W3C home > Mailing lists > Public > public-i18n-core@w3.org > January to March 2006

Re: On citing Unicode

From: Martin Duerst <duerst@it.aoyama.ac.jp>
Date: Wed, 15 Mar 2006 14:30:12 +0900
Message-Id: <6.0.0.20.2.20060315133704.08b55960@localhost>
To: "Eric Prud'hommeaux" <eric@w3.org>, Richard Ishida <ishida@w3.org>
Cc: "'Felix Sasaki'" <fsasaki@w3.org>, public-i18n-core@w3.org

At 22:17 06/03/14, Eric Prud'hommeaux wrote:
 >On Tue, Mar 14, 2006 at 12:03:05PM -0000, Richard Ishida wrote:
 >> The Unicode Standard defines 'code point' as "Any value in the Unicode code
 >> space" (p.64).  ie. you can have unassigned code points.
 >
 >Excellent! It would be nice if that info were in the web.  Is that
 >excerpted somewhere with a convenient anchor near it? If not, I
 >suppose I need to include it in SPARQL grammar definition.
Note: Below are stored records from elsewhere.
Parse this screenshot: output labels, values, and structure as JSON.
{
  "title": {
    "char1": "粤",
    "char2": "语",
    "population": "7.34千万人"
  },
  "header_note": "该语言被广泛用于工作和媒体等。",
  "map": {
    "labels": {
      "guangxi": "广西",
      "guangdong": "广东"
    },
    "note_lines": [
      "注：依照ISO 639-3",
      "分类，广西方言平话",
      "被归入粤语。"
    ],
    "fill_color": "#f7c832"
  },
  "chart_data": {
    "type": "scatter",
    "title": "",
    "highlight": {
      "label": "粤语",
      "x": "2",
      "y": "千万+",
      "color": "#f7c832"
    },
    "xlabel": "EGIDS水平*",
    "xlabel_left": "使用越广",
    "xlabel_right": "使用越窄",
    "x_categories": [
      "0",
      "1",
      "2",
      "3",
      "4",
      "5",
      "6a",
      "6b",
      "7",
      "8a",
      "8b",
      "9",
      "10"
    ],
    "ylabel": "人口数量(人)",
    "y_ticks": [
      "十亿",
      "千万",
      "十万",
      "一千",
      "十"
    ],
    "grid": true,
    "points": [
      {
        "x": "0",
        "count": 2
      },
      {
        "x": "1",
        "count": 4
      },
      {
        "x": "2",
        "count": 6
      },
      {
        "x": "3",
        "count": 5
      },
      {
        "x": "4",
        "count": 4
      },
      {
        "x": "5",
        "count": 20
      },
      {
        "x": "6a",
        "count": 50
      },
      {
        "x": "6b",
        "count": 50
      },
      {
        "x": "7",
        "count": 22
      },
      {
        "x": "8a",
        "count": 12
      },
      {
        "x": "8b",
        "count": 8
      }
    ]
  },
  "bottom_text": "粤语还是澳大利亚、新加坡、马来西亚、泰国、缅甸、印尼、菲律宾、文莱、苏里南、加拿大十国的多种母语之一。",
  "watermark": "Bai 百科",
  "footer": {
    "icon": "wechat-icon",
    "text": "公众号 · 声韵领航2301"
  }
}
It's on the Web, but not in HTML. Heavy PDF, almost as heavy as the
real thing. The poiter you want is to section 3.4,
http://www.unicode.org/versions/Unicode4.0.0/ch03.pdf#G2212,
Definitions D4b and D4a.


 >> Note that CharMod refers to the full range of Unicode code points as "from
 >> U+0000 to U+10FFFF inclusive." http://www.w3.org/TR/charmod/#C070
 >
 >That almost gives me what I need, except that _Character_string_ is
 >not defined in terms of a clearly stable character set:
 >[[
 >Character string: A string viewed as a sequence of characters, each
 >represented by a code point in Unicode [Unicode].
 >]]
 >C070 and C077 say that specs should use U+0000-U+10FFFF but charmod
 >doesn't define a character string in terms of that range

Yes, because while C070 warns about arbitrary exclusions, it does
allow well-motivated exclusions (such as C0 controls in XML 1.0,
#x0 in XML 1.1, and so on).

Charmod explains how you work with wood to build furniture,
but it doesn't provide ready-made parts you can just plug
together. This was done by design.

 >It does not attribute the definition of the range
 >#x00-#x10FFFF to either CharMod, as I don't see where CharMod actually
 >defines _Character_string_ as being that range, or to Unicode, as a I
 >haven't read it enough to know where it states the contact to use the
 >range U+0000-U+10FFFF for a very long time.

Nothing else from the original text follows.